235 enfants palestiniens tués en Cisjordanie depuis 2023
Selon les chiffres d'une organisation israélienne de défense des droits humains, le rythme est d'environ sept par mois, contre à peu près un par mois durant les dix-sept années qui ont précédé la guerre à Gaza.

Les forces israéliennes et des colons ont tué 235 enfants et adolescents palestiniens en Cisjordanie occupée depuis le 7 octobre 2023, selon les chiffres tenus par l'organisation israélienne de défense des droits humains B'Tselem et présentés samedi dans un article de l'agence de presse française AFP. Cinq de ces morts sont attribuées à des colons, les autres aux forces israéliennes.
Ce que ce décompte établit, c'est un changement de rythme. Sur les dix-sept années allant de 2005 à 2021, les registres de la même organisation font état d'environ un enfant ou adolescent palestinien tué chaque mois par les forces israéliennes. Depuis octobre 2023, la moyenne s'établit autour de sept par mois.
Un organisme gouvernemental palestinien, la Commission de résistance à la colonisation et au mur, avance un chiffre plus élevé pour la même période : 250.
Cinquante-quatre enfants et adolescents ont été tués l'an dernier selon le décompte de B'Tselem. Le plus jeune avait deux ans, et la plupart des autres étaient âgés de 14 à 17 ans.
Plusieurs d'entre eux ont été touchés par des tirs alors qu'ils n'étaient la cible de personne. Sam Abu Haikal avait sept mois en juin de cette année lorsque des soldats israéliens ont ouvert le feu sur la voiture dans laquelle se trouvait sa famille à Hébron ; il a été atteint au visage.
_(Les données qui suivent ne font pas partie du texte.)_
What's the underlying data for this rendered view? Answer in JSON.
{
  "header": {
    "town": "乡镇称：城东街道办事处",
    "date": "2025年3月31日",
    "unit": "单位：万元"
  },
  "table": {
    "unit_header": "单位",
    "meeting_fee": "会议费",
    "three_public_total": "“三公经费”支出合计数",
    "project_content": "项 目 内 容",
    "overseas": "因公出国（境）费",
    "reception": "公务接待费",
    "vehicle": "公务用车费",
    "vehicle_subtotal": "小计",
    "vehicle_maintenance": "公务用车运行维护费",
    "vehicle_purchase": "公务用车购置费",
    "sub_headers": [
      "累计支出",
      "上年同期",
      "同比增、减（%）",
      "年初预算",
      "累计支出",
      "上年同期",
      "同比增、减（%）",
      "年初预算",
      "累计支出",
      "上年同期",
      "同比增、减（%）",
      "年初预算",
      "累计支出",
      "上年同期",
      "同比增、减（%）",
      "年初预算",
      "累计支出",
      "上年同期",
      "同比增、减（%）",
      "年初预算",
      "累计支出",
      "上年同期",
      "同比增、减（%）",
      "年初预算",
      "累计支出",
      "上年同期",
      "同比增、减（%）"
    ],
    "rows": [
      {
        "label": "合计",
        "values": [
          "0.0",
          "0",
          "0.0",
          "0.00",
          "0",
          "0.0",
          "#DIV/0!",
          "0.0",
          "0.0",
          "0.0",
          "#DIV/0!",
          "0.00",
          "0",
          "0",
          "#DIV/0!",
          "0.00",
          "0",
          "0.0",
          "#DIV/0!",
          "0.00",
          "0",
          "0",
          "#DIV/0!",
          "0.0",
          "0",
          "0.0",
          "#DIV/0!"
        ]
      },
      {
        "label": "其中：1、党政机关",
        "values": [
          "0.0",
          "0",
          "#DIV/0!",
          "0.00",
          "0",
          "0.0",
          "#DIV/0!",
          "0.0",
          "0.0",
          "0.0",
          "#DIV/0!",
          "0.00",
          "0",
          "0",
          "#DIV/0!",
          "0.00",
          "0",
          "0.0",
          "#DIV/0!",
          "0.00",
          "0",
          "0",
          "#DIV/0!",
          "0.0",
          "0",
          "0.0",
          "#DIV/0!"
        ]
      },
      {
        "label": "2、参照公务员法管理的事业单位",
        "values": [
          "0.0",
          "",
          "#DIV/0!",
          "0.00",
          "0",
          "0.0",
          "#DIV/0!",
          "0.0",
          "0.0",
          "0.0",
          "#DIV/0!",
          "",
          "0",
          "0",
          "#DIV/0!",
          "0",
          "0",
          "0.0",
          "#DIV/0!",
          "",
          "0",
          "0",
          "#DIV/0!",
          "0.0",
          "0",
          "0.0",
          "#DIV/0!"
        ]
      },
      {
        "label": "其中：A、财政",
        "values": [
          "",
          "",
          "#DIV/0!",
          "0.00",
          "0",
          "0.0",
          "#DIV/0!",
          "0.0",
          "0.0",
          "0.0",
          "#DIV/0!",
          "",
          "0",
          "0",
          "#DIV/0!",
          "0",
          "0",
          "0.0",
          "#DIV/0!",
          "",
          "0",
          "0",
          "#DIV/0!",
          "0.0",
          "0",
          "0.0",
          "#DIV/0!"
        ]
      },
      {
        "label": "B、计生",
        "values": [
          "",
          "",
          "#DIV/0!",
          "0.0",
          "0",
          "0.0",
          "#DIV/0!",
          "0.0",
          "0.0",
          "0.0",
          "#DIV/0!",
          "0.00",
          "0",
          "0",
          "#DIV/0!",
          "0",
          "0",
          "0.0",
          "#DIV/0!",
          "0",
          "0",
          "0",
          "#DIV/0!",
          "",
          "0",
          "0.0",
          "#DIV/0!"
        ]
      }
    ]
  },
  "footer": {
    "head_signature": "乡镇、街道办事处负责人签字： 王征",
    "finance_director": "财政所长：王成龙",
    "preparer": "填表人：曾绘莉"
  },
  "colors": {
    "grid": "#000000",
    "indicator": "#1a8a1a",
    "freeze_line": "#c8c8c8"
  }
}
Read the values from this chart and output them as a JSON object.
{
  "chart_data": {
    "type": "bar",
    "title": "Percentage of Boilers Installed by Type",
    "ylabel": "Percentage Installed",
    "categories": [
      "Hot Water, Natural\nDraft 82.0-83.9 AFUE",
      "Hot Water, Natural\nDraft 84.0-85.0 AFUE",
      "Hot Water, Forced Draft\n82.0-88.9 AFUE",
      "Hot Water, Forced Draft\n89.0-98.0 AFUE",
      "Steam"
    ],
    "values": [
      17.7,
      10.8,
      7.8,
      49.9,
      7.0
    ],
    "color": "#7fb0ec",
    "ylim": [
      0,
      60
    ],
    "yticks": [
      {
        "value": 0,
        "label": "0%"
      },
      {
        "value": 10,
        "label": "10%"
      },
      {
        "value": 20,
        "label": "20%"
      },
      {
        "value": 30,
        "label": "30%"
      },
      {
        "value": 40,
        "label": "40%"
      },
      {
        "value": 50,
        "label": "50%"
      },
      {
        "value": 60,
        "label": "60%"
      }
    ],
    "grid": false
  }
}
Sa mère le tenait sur ses genoux. Dania Abu Haikal, 28 ans, enseignante à l'université, a été blessée par la même rafale, une balle entrant par sa joue et ressortant par son oreille ; elle en portait la cicatrice lorsqu'elle a parlé aux journalistes de l'agence à son domicile de Bethléem, tenant une peluche qui avait appartenu à son fils. « Pourquoi tirerait-on sur un nourrisson ? », a-t-elle demandé.
La répartition de ces morts ne correspond pas à la manière dont on décrit habituellement la Cisjordanie. La violence des colons est la part qui est recensée, dénoncée et parfois poursuivie en justice, et cinq des 235 sont imputées à des colons. Les 230 autres ont été causées par les soldats de l'État lui-même, sur un territoire où la mission déclarée de l'armée est le maintien de l'ordre et non la guerre.
La base de comparaison sur dix-sept ans est la partie de ces chiffres la plus difficile à contester. Un enfant tué par mois, c'est une succession d'incidents distincts, chacun avec son propre récit et sa propre controverse sur ce qui s'est passé. Sept par mois, ce n'est plus une succession. C'est un taux, et un taux découle des consignes données aux forces sur la manière d'opérer, et non de ce qui se produit devant l'une d'entre elles.